What’s it like to do fieldwork on something you can’t even see, though?
It’s definitely different, but you still have a lot of great experiences in the field. When I was an undergrad, I took a great workshop with the Smithsonian Institution, and they took us out to the mangroves of Puerto Rico. That was my first real field experience. We got really dirty, the sediments were smelly because of the bacteria, but I got really into it. Being in a boat in the middle of the ocean for such a long period of time is a really cool experience, too. It just takes you out of your normal reality.
Have you done it before?
Yes, I was out here in 2007 and 2008. I was really excited then, and was focusing on how fun it was to be on the ship. Now, I’m more aware of how remote we really are when emergencies come up. I didn’t really think about stuff like that a few years ago. As for the experiments, I guess now that I feel more mature about my scientific approaches and the ideas I want to test, it’s a great experience to be able to come here and work on a project I’ve designed. It’s also a little scary, because you have one shot at it while you’re at sea—so you don’t want to screw it up! I also have a better appreciation for the huge effort that goes into planning a cruise. I think this one took three years to put together.
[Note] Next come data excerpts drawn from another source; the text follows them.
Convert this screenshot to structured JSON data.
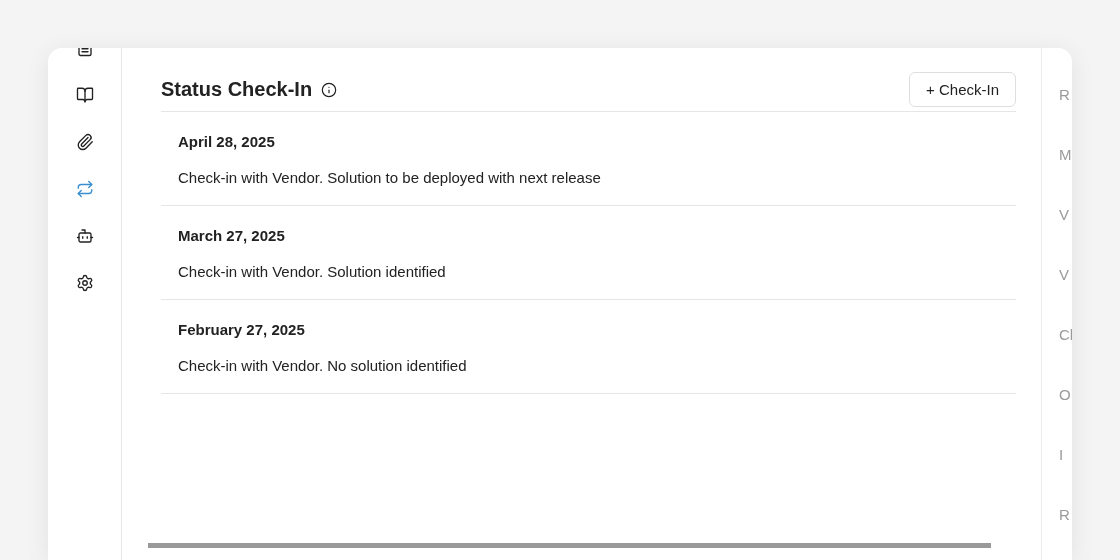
{
  "sidebar": {
    "items": [
      {
        "selected": false
      },
      {
        "selected": false
      },
      {
        "selected": false
      },
      {
        "selected": true
      },
      {
        "selected": false
      },
      {
        "selected": false
      }
    ]
  },
  "section": {
    "title": "Status Check-In",
    "add_button": "+ Check-In"
  },
  "entries": [
    {
      "date": "April 28, 2025",
      "note": "Check-in with Vendor. Solution to be deployed with next release"
    },
    {
      "date": "March 27, 2025",
      "note": "Check-in with Vendor. Solution identified"
    },
    {
      "date": "February 27, 2025",
      "note": "Check-in with Vendor. No solution identified"
    }
  ],
  "right_panel": {
    "labels": [
      "R",
      "M",
      "V",
      "V",
      "Cl",
      "O",
      "I",
      "R"
    ]
  }
}
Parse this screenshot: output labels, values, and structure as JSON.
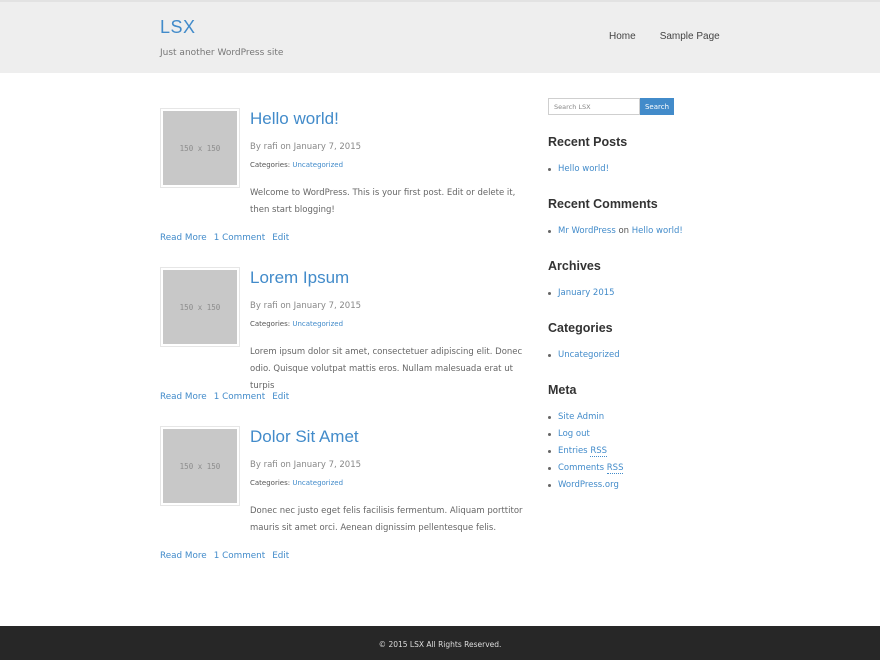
{
  "site": {
    "title": "LSX",
    "tagline": "Just another WordPress site"
  },
  "nav": {
    "items": [
      "Home",
      "Sample Page"
    ]
  },
  "posts": [
    {
      "thumb_label": "150 x 150",
      "title": "Hello world!",
      "meta_by": "By",
      "author": "rafi",
      "meta_on": "on",
      "date": "January 7, 2015",
      "categories_label": "Categories:",
      "category": "Uncategorized",
      "excerpt": "Welcome to WordPress. This is your first post. Edit or delete it, then start blogging!",
      "read_more": "Read More",
      "comments": "1 Comment",
      "edit": "Edit"
    },
    {
      "thumb_label": "150 x 150",
      "title": "Lorem Ipsum",
      "meta_by": "By",
      "author": "rafi",
      "meta_on": "on",
      "date": "January 7, 2015",
      "categories_label": "Categories:",
      "category": "Uncategorized",
      "excerpt": "Lorem ipsum dolor sit amet, consectetuer adipiscing elit. Donec odio. Quisque volutpat mattis eros. Nullam malesuada erat ut turpis",
      "read_more": "Read More",
      "comments": "1 Comment",
      "edit": "Edit"
    },
    {
      "thumb_label": "150 x 150",
      "title": "Dolor Sit Amet",
      "meta_by": "By",
      "author": "rafi",
      "meta_on": "on",
      "date": "January 7, 2015",
      "categories_label": "Categories:",
      "category": "Uncategorized",
      "excerpt": "Donec nec justo eget felis facilisis fermentum. Aliquam porttitor mauris sit amet orci. Aenean dignissim pellentesque felis.",
      "read_more": "Read More",
      "comments": "1 Comment",
      "edit": "Edit"
    }
  ],
  "sidebar": {
    "search": {
      "placeholder": "Search LSX",
      "button": "Search"
    },
    "recent_posts": {
      "title": "Recent Posts",
      "items": [
        "Hello world!"
      ]
    },
    "recent_comments": {
      "title": "Recent Comments",
      "author": "Mr WordPress",
      "on": "on",
      "post": "Hello world!"
    },
    "archives": {
      "title": "Archives",
      "items": [
        "January 2015"
      ]
    },
    "categories": {
      "title": "Categories",
      "items": [
        "Uncategorized"
      ]
    },
    "meta": {
      "title": "Meta",
      "site_admin": "Site Admin",
      "log_out": "Log out",
      "entries_label": "Entries",
      "comments_label": "Comments",
      "rss": "RSS",
      "wordpress_org": "WordPress.org"
    }
  },
  "footer": {
    "text": "© 2015 LSX All Rights Reserved."
  },
  "colors": {
    "accent": "#428bca",
    "header_bg": "#eeeeee",
    "footer_bg": "#272727"
  }
}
Do you think you look at fieldwork in a different way now that you’ve been doing it for so long?
Well, any knowledge you acquire in life lets you look at things in a slightly different way. With everything I’ve studied, I’ve started to see nature with a fresh set of eyes.
What do you like to do when you’re not in the lab?
Watching TV, reading, painting and drawing—not that I’m particularly good. I also just like to walk. I walk two miles to work every day, and walk home. Sometimes I just wander. In Washington, D.C., where I live, you can pretty much just pick any direction and start walking, and be entertained. That’s what I like about it. You can clear your head pretty quickly doing that.
Think you’ll stay in D.C.?
I would like to. There are a lot of science institutions there, which is very convenient. I really like doing research, using my time at my own convenience. I also enjoy writing papers and preparing experiments. I find the whole process fascinating. Some people hate it, but I like going through the steps, from planning out ideas, to gathering information, figuring out the logistics of experiments, overcoming technical challenges, and so on. It’s a nice puzzle, and when you’re done, you end up finding something out about nature. It’s really gratifying.